Avis CNC 142 - Prime d'émission


Le schéma de bilan annexé à l'arrêté royal du 8 octobre 1976 relatif aux comptes annuels des entreprises, prescrit la mise en évidence des primes d'émission sous une rubrique distincte faisant suite immédiatement au poste I «Capital».

L'arrêté ne comporte pas de définition de cette rubrique; il se réfère à l'acception courante en vertu de laquelle on entend par prime d'émission la différence entre le prix d'émission d'actions nouvelles et la partie de ce prix qui est portée au capital. Pour les actions sans désignation de valeur nominale, cette partie est, en règle générale, déterminée par référence au pair comptable des actions anciennes.

La prime d'émission s'analyse en un apport externe des associés à la société. Elle se distingue, notamment en celà, des réserves qui, elles, proviennent en principe (1) de bénéfices réalisés par l'entreprise et mis par elle en «réserve».

Cette distinction fondamentale entre ces deux notions implique que l'inscription à un compte de réserve des montants apportés par les associés au titre de prime d'émission ne serait pas compatible avec les dispositions de l'arrêté du 8 octobre 1976. Aucune distinction ne doit être opérée à cet égard selon qu'il s'agirait d'une imputation à la réserve légale, à une réserve indisponible ou à une réserve disponible.

Le droit fiscal exige, pour que la prime d'émission ne revête pas le caractère d'un accroissement d'avoir taxable, qu'elle soit stipulée indisponible (2). Pour ce motif, les assemblées générales prévoient très généralement l'indisponibilité de la prime d'émission. Il arrive toutefois que l'assemblée générale décide à cet effet d'inscrire la prime d'émission à un compte de «réserve indisponible». Un tel libellé de délibération d'assemblée est manifestement erroné en ce qu'il fait référence à la notion de «réserve»; il ne pourrait prévaloir à l'encontre des dispositions impératives de l'arrêté royal du 8 octobre 1976.

La prime d'émission ne fait pas l'objet de dispositions particulières du droit des sociétés. Il est évident toutefois que le régime d'indisponibilité institué dans l'intérêt des tiers en ce qui concerne le capital et la réserve légale ne lui est pas applicable. Sous l'angle du droit des sociétés et sans préjudice des aspects fiscaux rien ne s'oppose à ce que l'assemblée générale, délibérant comme en matière de modification des statuts décide d'opérer un prélèvement sur la prime d'émission.

A l'instar des réserves et plus-values, la prime d'émission peut être incorporée au capital. Une telle incorporation constitue une modification de la décision initiale relative à la répartition du prix d'émission entre le capital et la prime d'émission. Elle peut être réalisée par affectation directe du compte «prime d'émission» au compte «capital».

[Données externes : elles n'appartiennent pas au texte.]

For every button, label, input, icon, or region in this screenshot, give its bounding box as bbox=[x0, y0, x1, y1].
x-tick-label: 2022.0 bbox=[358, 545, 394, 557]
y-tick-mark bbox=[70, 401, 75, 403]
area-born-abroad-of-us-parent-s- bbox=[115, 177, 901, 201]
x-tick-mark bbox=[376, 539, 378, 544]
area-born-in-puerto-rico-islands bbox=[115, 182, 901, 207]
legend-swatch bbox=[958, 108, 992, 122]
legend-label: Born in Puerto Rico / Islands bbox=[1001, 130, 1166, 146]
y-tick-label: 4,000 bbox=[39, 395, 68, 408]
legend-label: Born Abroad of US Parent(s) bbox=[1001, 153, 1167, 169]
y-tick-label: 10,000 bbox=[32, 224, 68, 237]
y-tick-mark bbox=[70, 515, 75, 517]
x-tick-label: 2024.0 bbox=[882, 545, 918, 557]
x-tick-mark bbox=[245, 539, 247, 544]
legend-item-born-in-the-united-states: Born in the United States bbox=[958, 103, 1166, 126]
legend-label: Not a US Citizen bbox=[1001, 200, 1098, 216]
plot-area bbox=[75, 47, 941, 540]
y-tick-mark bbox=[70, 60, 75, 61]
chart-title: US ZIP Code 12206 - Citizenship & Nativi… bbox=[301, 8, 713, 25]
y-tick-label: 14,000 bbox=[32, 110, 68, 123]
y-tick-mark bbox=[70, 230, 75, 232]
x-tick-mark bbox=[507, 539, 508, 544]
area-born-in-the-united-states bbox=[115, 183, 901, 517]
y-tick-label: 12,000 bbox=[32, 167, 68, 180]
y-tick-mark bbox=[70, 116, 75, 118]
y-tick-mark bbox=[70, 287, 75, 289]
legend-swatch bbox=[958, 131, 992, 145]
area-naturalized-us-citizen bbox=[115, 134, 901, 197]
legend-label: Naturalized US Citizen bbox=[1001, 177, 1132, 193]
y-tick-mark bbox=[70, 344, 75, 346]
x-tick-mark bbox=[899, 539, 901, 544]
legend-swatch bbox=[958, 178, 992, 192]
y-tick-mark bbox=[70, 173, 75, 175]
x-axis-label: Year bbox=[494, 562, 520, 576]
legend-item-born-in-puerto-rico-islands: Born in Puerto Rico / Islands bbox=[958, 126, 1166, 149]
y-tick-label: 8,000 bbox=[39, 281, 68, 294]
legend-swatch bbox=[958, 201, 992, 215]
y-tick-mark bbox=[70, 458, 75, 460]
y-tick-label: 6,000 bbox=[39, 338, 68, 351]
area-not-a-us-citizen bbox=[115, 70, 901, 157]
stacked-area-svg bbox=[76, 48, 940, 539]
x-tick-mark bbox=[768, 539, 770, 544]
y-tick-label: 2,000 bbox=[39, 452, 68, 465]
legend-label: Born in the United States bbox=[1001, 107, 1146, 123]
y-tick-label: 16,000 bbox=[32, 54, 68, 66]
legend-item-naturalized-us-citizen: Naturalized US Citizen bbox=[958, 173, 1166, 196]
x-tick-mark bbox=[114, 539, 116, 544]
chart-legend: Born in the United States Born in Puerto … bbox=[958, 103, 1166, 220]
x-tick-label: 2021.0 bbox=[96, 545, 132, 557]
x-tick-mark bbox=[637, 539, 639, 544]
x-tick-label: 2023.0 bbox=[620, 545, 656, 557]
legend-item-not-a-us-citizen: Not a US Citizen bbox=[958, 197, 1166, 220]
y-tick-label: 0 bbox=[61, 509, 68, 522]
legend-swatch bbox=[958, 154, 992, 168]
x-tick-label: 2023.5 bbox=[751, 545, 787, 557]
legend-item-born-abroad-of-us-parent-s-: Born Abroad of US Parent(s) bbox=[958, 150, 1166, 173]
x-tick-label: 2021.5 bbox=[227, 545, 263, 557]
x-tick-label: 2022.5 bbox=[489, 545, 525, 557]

Par ailleurs, rien ne s'oppose à la redistribution aux associés des montants qui ont été apportés au titre de prime d'émission. Une telle redistribution pourrait, à l'instar d'une répartition du capital, être opérée directement, sans transiter par le tableau des affectations du résultat.

La prime d'émission peut, enfin, être utilisée à l'apurement de pertes. Une telle utilisation doit être opérée par le tableau d'affectation des résultats.

En revanche, pour les motifs mentionnés ci-dessus, la prime d'émission ne pourrait, postérieurement à sa constitution, faire l'objet d'un prélèvement pour alimenter un compte de réserve.

Il arrive que la délibération de l'assemblée générale qui décide l'augmentation de capital prévoit que les frais d'émission seront prélevés sur les apports.

Une telle décision doit s'analyser comme impliquant la volonté de l'assemblée de décharger la société bénéficiaire de l'apport, de la charge de ces frais d'émission. En une telle occurrence, ces frais ne doivent pas être pris en résultats par la société mais sont imputés directement au montant de la prime d'émission.

Notes

(1) On réserve ici notamment la question de la ventilation de la contrepartie des apports en cas de fusion ou d'absorption.

(2) Commentaire administratif du Code des impôts sur les revenus n° 96/14.